In this study, one patient who received miriplatin in the TACE for HCC died of acute interstitial pneumonia 42 days after the therapy. The patient had previously been treated with epirubicin-iodized oil TACE three times for the treatment of other HCC lesions. No adverse events were documented in the previous TACE procedures with epirubicin, and the patient had no history of allergy. The patient received 58 mg of miriplatin and 3.3 mL of iodized oil for two intrahepatic lesions located at hepatic segment VII and started to complain of general fatigue 3 days after the therapy. Miriplatin may have caused the acute interstitial pneumonia; however, the exact reasons remain unknown because the patient’s family did not consent to an autopsy. Eosinophilia is the most frequently observed hematological toxicity of miriplatin.4,10,19 The eosinophil counts of this patient were not elevated after the therapy, but there is a possibility that an allergic reaction toward miriplatin induced acute interstitial pneumonia. No other major adverse events were observed in the present study, and the hepatic toxicities of both groups were mild and within acceptable limits.
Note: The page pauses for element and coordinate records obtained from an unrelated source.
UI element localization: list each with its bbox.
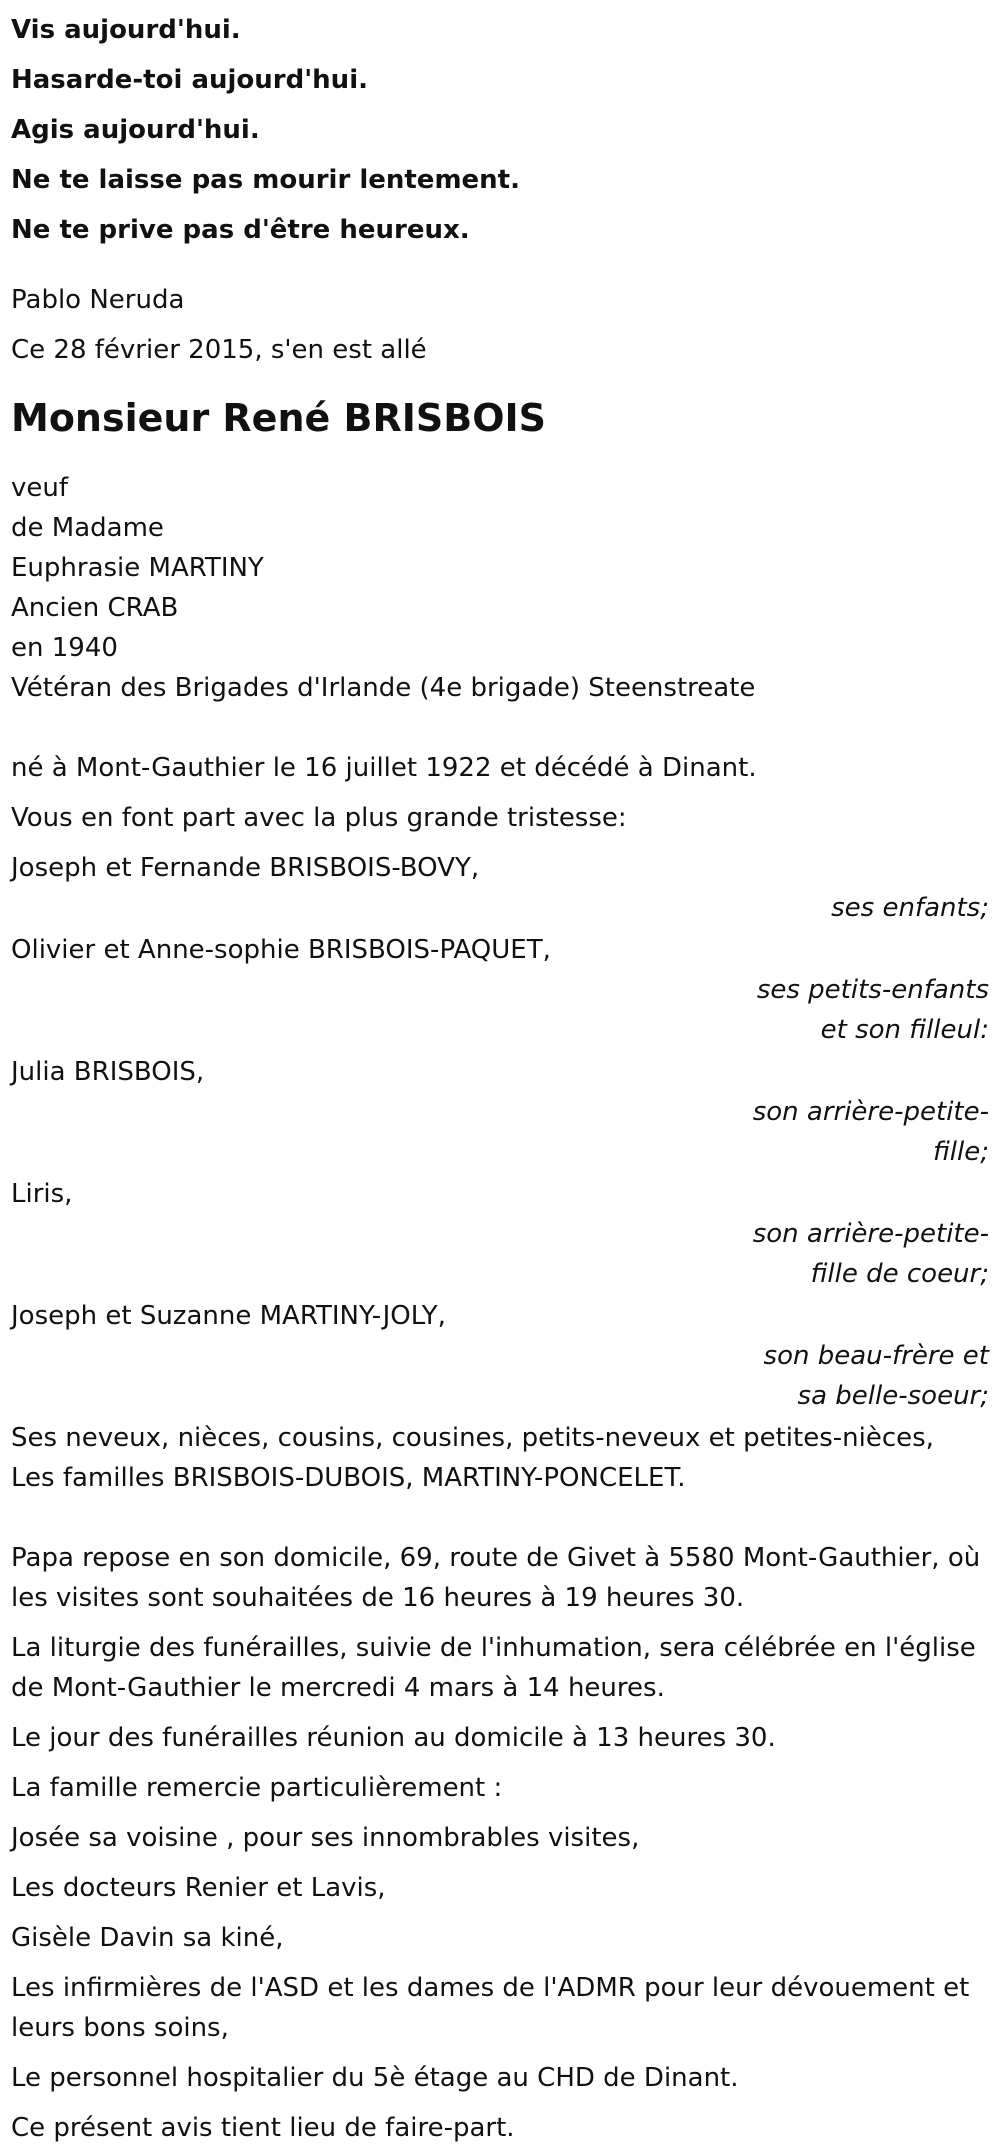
- family-name: Olivier et Anne-sophie BRISBOIS-PAQUET,: [11, 935, 551, 965]
- detail-line: de Madame: [11, 513, 164, 543]
- family-list: [11, 848, 989, 1416]
- family-entry: [11, 1296, 989, 1416]
- quote-block: [11, 10, 989, 250]
- relatives-line: Les familles BRISBOIS-DUBOIS, MARTINY-PONCELET.: [11, 1463, 686, 1493]
- meeting-info: Le jour des funérailles réunion au domicile à 13 heures 30.: [11, 1723, 776, 1753]
- family-role: ses enfants;: [831, 893, 989, 923]
- thanks-line: Les infirmières de l'ASD et les dames de l'ADMR pour leur dévouement et leurs bons soins,: [11, 1973, 970, 2043]
- deceased-name: Monsieur René BRISBOIS: [11, 396, 547, 440]
- liturgy-info: La liturgie des funérailles, suivie de l'inhumation, sera célébrée en l'église de Mont-Gauthier le mercredi 4 mars à 14 heures.: [11, 1633, 976, 1703]
- family-entry: [11, 1174, 989, 1294]
- thanks-line: Gisèle Davin sa kiné,: [11, 1923, 284, 1953]
- details-block: [11, 468, 989, 708]
- detail-line: Vétéran des Brigades d'Irlande (4e brigade) Steenstreate: [11, 673, 756, 703]
- birth-line: né à Mont-Gauthier le 16 juillet 1922 et décédé à Dinant.: [11, 753, 757, 783]
- quote-line: Ne te laisse pas mourir lentement.: [11, 165, 520, 195]
- announce-line: Vous en font part avec la plus grande tristesse:: [11, 803, 627, 833]
- quote-author: Pablo Neruda: [11, 285, 185, 315]
- death-line: Ce 28 février 2015, s'en est allé: [11, 335, 427, 365]
- relatives-block: [11, 1418, 989, 1498]
- family-entry: [11, 848, 989, 928]
- closing-line: Ce présent avis tient lieu de faire-part.: [11, 2113, 515, 2143]
- quote-line: Agis aujourd'hui.: [11, 115, 260, 145]
- detail-line: en 1940: [11, 633, 118, 663]
- family-name: Liris,: [11, 1179, 73, 1209]
- family-name: Julia BRISBOIS,: [11, 1057, 205, 1087]
- quote-line: Vis aujourd'hui.: [11, 15, 241, 45]
- quote-line: Hasarde-toi aujourd'hui.: [11, 65, 368, 95]
- family-role: son arrière-petite-fille de coeur;: [752, 1219, 989, 1289]
- rest-info: Papa repose en son domicile, 69, route de Givet à 5580 Mont-Gauthier, où les visites sont souhaitées de 16 heures à 19 heures 30.: [11, 1543, 981, 1613]
- thanks-intro: La famille remercie particulièrement :: [11, 1773, 503, 1803]
- thanks-line: Le personnel hospitalier du 5è étage au CHD de Dinant.: [11, 2063, 739, 2093]
- relatives-line: Ses neveux, nièces, cousins, cousines, petits-neveux et petites-nièces,: [11, 1423, 934, 1453]
- family-name: Joseph et Suzanne MARTINY-JOLY,: [11, 1301, 446, 1331]
- family-entry: [11, 930, 989, 1050]
- thanks-line: Les docteurs Renier et Lavis,: [11, 1873, 386, 1903]
- family-name: Joseph et Fernande BRISBOIS-BOVY,: [11, 853, 480, 883]
- detail-line: veuf: [11, 473, 69, 503]
- family-entry: [11, 1052, 989, 1172]
- family-role: ses petits-enfants et son filleul:: [756, 975, 989, 1045]
- family-role: son beau-frère et sa belle-soeur;: [763, 1341, 989, 1411]
- thanks-line: Josée sa voisine , pour ses innombrables visites,: [11, 1823, 640, 1853]
- detail-line: Ancien CRAB: [11, 593, 179, 623]
- family-role: son arrière-petite-fille;: [752, 1097, 989, 1167]
- detail-line: Euphrasie MARTINY: [11, 553, 264, 583]
- quote-line: Ne te prive pas d'être heureux.: [11, 215, 470, 245]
There are several merits of using miriplatin in TACE for HCC. This third-generation platinum compound does not elicit cross-resistance to cisplatin.20 Repeated use of cisplatin often causes drug resistance and allergic reactions such as anaphylaxis.10,21 The risk of allergic reactions increases from the third session of TACE with cisplatin.21 Therefore, miriplatin can be considered as a second-line chemoembolization agent in patients who exhibit hypersensitivity or resistance to cisplatin. Cisplatin, which is a first-generation platinum compound, is associated with renal toxicity, whereas miriplatin is known to cause less renal dysfunction in comparison,10 suggesting that the latter drug is safe for use even in patients with unstable renal function without requiring excessive hydration before and after the therapy. Further, the use of miriplatin is associated with fewer adverse events as compared to cisplatin, including nausea, appetite loss, pain, anorexia, and fever.10 Combining miriplatin and other anticancer agents would potentially enhance the therapeutic efficacy of miriplatin and reduce probable adverse effects.

Conclusion

In conclusion, TACE for HCC using a miriplatin-iodized oil suspension resulted in inferior local tumor control compared with an epirubicin-iodized oil emulsion in patients with matched profiles, tumor characteristics, and treatment procedures. In the multivariate Cox proportional analysis, miriplatin usage for TACE for HCC was found to be an independent factor associated with inferior local control rate bearing a hazard ratio of 2.53 when compared to epirubicin usage. However, further investigation is required to evaluate the long-term therapeutic efficacy of miriplatin.